May 30, 2002
By Lucille Davie
JO'BURGERS don't know it, but by going about their everyday business, they are helping produce a high quality fertilizer called JOGRO - thanks to a new method for treating the city's waste.
At the Olifantsvlei Waste Water Treatment Facility, some 20 kilometres south of the city centre, Johannesburg Water (JW), the city's water and sanitation utility, produces this fertilizer in an advanced treatment plant.
This plant has for many years produced compost from the city's solid waste material, but in December JW introduced a new treatment method, and some time in the future Joburgers will be able to use JOGRO to fertilize their roses and petunias.
JW treats some 850 million litres of sewage daily in six treatment plants around the city. "Considering the volumes treated and the treatment standards applied, we operate arguably some of the most advanced waste water treatment facilities in the world," says the utility. High standards are enforced by the national Department of Water Affairs and JW has no trouble meeting these standards.
Besides the "high quality of effluent" discharged into the nearby Klipspruit River, Olifantsvlei thickens, dewaters and composts 100 tons of sludge it receives each day, in one of the largest composting facilities in the world.
The sludge is mixed with wood and wood chips produced on site from waste wood. This is then stacked into windrows or movable racks under a roofed area, and the piles are periodically aerated.
The composting process takes between 21 and 30 days, during which the pathogenic organisms are destroyed. After this the fertilizer undergoes a further maturation period of between 60 and 90 days when temperatures reach around 65 degrees Celsius.
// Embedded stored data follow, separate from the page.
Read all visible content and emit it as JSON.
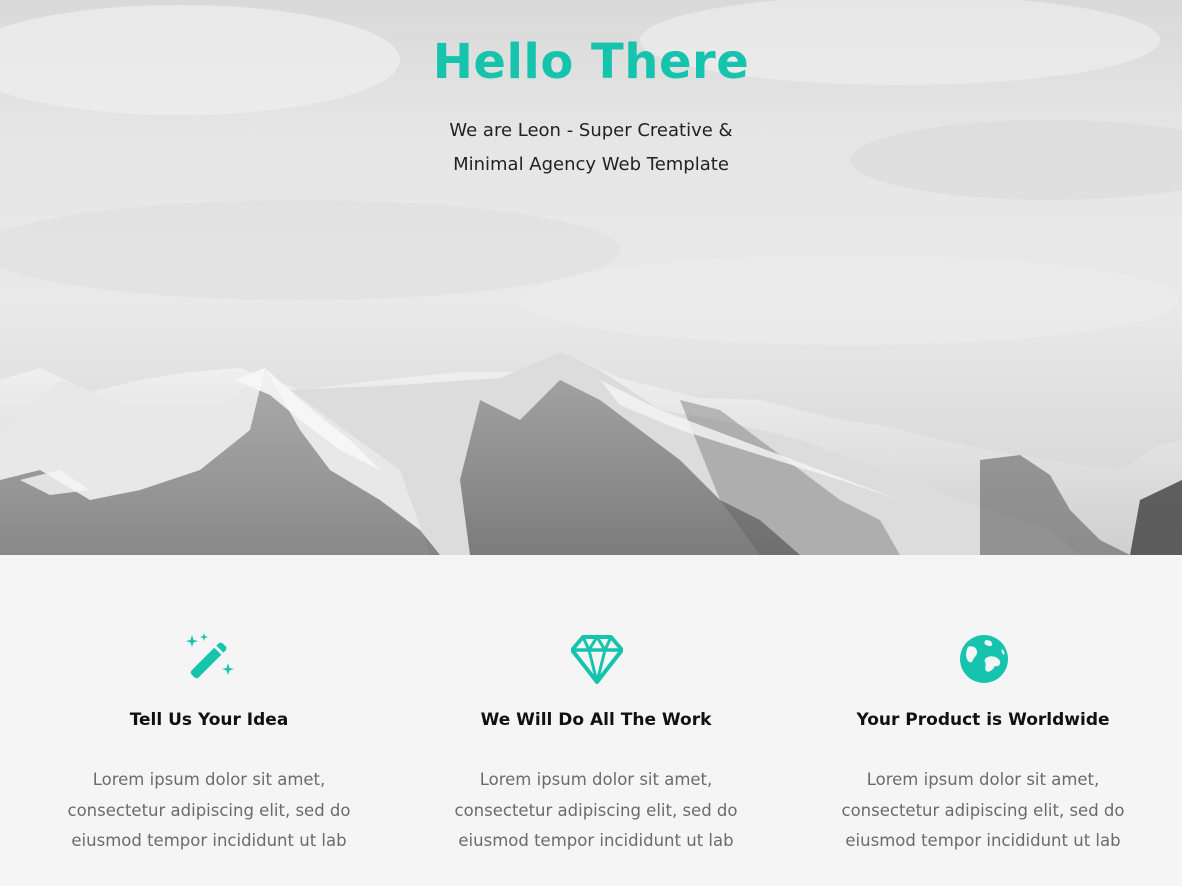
{
  "hero": {
    "title": "Hello There",
    "subtitle_line1": "We are Leon - Super Creative &",
    "subtitle_line2": "Minimal Agency Web Template",
    "accent_color": "#16c4ad",
    "background_image": "snowy-mountains-image"
  },
  "features": [
    {
      "icon": "magic-wand-icon",
      "title": "Tell Us Your Idea",
      "text_line1": "Lorem ipsum dolor sit amet,",
      "text_line2": "consectetur adipiscing elit, sed do",
      "text_line3": "eiusmod tempor incididunt ut lab"
    },
    {
      "icon": "diamond-icon",
      "title": "We Will Do All The Work",
      "text_line1": "Lorem ipsum dolor sit amet,",
      "text_line2": "consectetur adipiscing elit, sed do",
      "text_line3": "eiusmod tempor incididunt ut lab"
    },
    {
      "icon": "globe-icon",
      "title": "Your Product is Worldwide",
      "text_line1": "Lorem ipsum dolor sit amet,",
      "text_line2": "consectetur adipiscing elit, sed do",
      "text_line3": "eiusmod tempor incididunt ut lab"
    }
  ]
}
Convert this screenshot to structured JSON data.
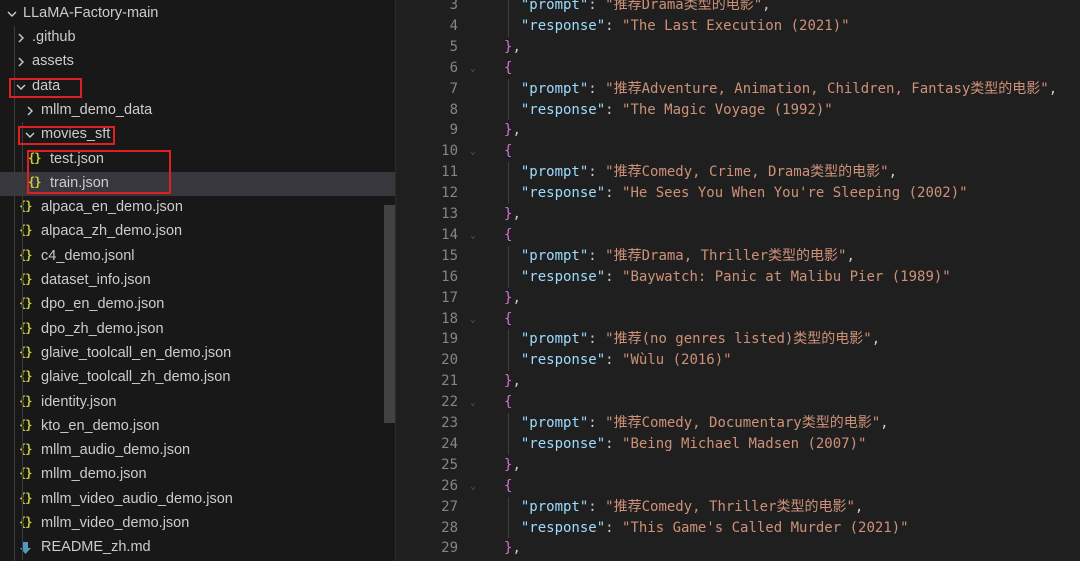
{
  "explorer": {
    "root": "LLaMA-Factory-main",
    "items": [
      {
        "label": ".github",
        "kind": "folder",
        "state": "collapsed",
        "depth": 1
      },
      {
        "label": "assets",
        "kind": "folder",
        "state": "collapsed",
        "depth": 1
      },
      {
        "label": "data",
        "kind": "folder",
        "state": "expanded",
        "depth": 1
      },
      {
        "label": "mllm_demo_data",
        "kind": "folder",
        "state": "collapsed",
        "depth": 2
      },
      {
        "label": "movies_sft",
        "kind": "folder",
        "state": "expanded",
        "depth": 2
      },
      {
        "label": "test.json",
        "kind": "json",
        "depth": 3
      },
      {
        "label": "train.json",
        "kind": "json",
        "depth": 3,
        "selected": true
      },
      {
        "label": "alpaca_en_demo.json",
        "kind": "json",
        "depth": 2
      },
      {
        "label": "alpaca_zh_demo.json",
        "kind": "json",
        "depth": 2
      },
      {
        "label": "c4_demo.jsonl",
        "kind": "json",
        "depth": 2
      },
      {
        "label": "dataset_info.json",
        "kind": "json",
        "depth": 2
      },
      {
        "label": "dpo_en_demo.json",
        "kind": "json",
        "depth": 2
      },
      {
        "label": "dpo_zh_demo.json",
        "kind": "json",
        "depth": 2
      },
      {
        "label": "glaive_toolcall_en_demo.json",
        "kind": "json",
        "depth": 2
      },
      {
        "label": "glaive_toolcall_zh_demo.json",
        "kind": "json",
        "depth": 2
      },
      {
        "label": "identity.json",
        "kind": "json",
        "depth": 2
      },
      {
        "label": "kto_en_demo.json",
        "kind": "json",
        "depth": 2
      },
      {
        "label": "mllm_audio_demo.json",
        "kind": "json",
        "depth": 2
      },
      {
        "label": "mllm_demo.json",
        "kind": "json",
        "depth": 2
      },
      {
        "label": "mllm_video_audio_demo.json",
        "kind": "json",
        "depth": 2
      },
      {
        "label": "mllm_video_demo.json",
        "kind": "json",
        "depth": 2
      },
      {
        "label": "README_zh.md",
        "kind": "md",
        "depth": 2
      }
    ]
  },
  "icons": {
    "json": "json-file-icon",
    "md": "markdown-file-icon",
    "chevron_right": "chevron-right-icon",
    "chevron_down": "chevron-down-icon"
  },
  "colors": {
    "highlight_box": "#e02020",
    "json_icon": "#cbcb41",
    "key": "#9cdcfe",
    "string": "#ce9178",
    "brace": "#da70d6"
  },
  "editor": {
    "lines": [
      {
        "n": "3",
        "t": "kv",
        "key": "\"prompt\"",
        "val": "\"推荐Drama类型的电影\"",
        "comma": true
      },
      {
        "n": "4",
        "t": "kv",
        "key": "\"response\"",
        "val": "\"The Last Execution (2021)\"",
        "comma": false
      },
      {
        "n": "5",
        "t": "close",
        "text": "},"
      },
      {
        "n": "6",
        "t": "open",
        "text": "{"
      },
      {
        "n": "7",
        "t": "kv",
        "key": "\"prompt\"",
        "val": "\"推荐Adventure, Animation, Children, Fantasy类型的电影\"",
        "comma": true
      },
      {
        "n": "8",
        "t": "kv",
        "key": "\"response\"",
        "val": "\"The Magic Voyage (1992)\"",
        "comma": false
      },
      {
        "n": "9",
        "t": "close",
        "text": "},"
      },
      {
        "n": "10",
        "t": "open",
        "text": "{"
      },
      {
        "n": "11",
        "t": "kv",
        "key": "\"prompt\"",
        "val": "\"推荐Comedy, Crime, Drama类型的电影\"",
        "comma": true
      },
      {
        "n": "12",
        "t": "kv",
        "key": "\"response\"",
        "val": "\"He Sees You When You're Sleeping (2002)\"",
        "comma": false
      },
      {
        "n": "13",
        "t": "close",
        "text": "},"
      },
      {
        "n": "14",
        "t": "open",
        "text": "{"
      },
      {
        "n": "15",
        "t": "kv",
        "key": "\"prompt\"",
        "val": "\"推荐Drama, Thriller类型的电影\"",
        "comma": true
      },
      {
        "n": "16",
        "t": "kv",
        "key": "\"response\"",
        "val": "\"Baywatch: Panic at Malibu Pier (1989)\"",
        "comma": false
      },
      {
        "n": "17",
        "t": "close",
        "text": "},"
      },
      {
        "n": "18",
        "t": "open",
        "text": "{"
      },
      {
        "n": "19",
        "t": "kv",
        "key": "\"prompt\"",
        "val": "\"推荐(no genres listed)类型的电影\"",
        "comma": true
      },
      {
        "n": "20",
        "t": "kv",
        "key": "\"response\"",
        "val": "\"Wùlu (2016)\"",
        "comma": false
      },
      {
        "n": "21",
        "t": "close",
        "text": "},"
      },
      {
        "n": "22",
        "t": "open",
        "text": "{"
      },
      {
        "n": "23",
        "t": "kv",
        "key": "\"prompt\"",
        "val": "\"推荐Comedy, Documentary类型的电影\"",
        "comma": true
      },
      {
        "n": "24",
        "t": "kv",
        "key": "\"response\"",
        "val": "\"Being Michael Madsen (2007)\"",
        "comma": false
      },
      {
        "n": "25",
        "t": "close",
        "text": "},"
      },
      {
        "n": "26",
        "t": "open",
        "text": "{"
      },
      {
        "n": "27",
        "t": "kv",
        "key": "\"prompt\"",
        "val": "\"推荐Comedy, Thriller类型的电影\"",
        "comma": true
      },
      {
        "n": "28",
        "t": "kv",
        "key": "\"response\"",
        "val": "\"This Game's Called Murder (2021)\"",
        "comma": false
      },
      {
        "n": "29",
        "t": "close",
        "text": "},"
      }
    ]
  }
}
In the process turners are used to mix, invert and aerate the fertilizer.
The end product is JOGRO, particularly well suited to reinforcing the humus content and water-retaining properties of soil. Its high levels of nitrogen and phosphorus contribute to improving crop yields. Its trace nutrients help in suppressing plant diseases and pests.
It complies with the national guidelines issued by the departments of health, agriculture, and water affairs and forestry, which regulate the levels of pathogens and heavy metals allowed in fertilizer.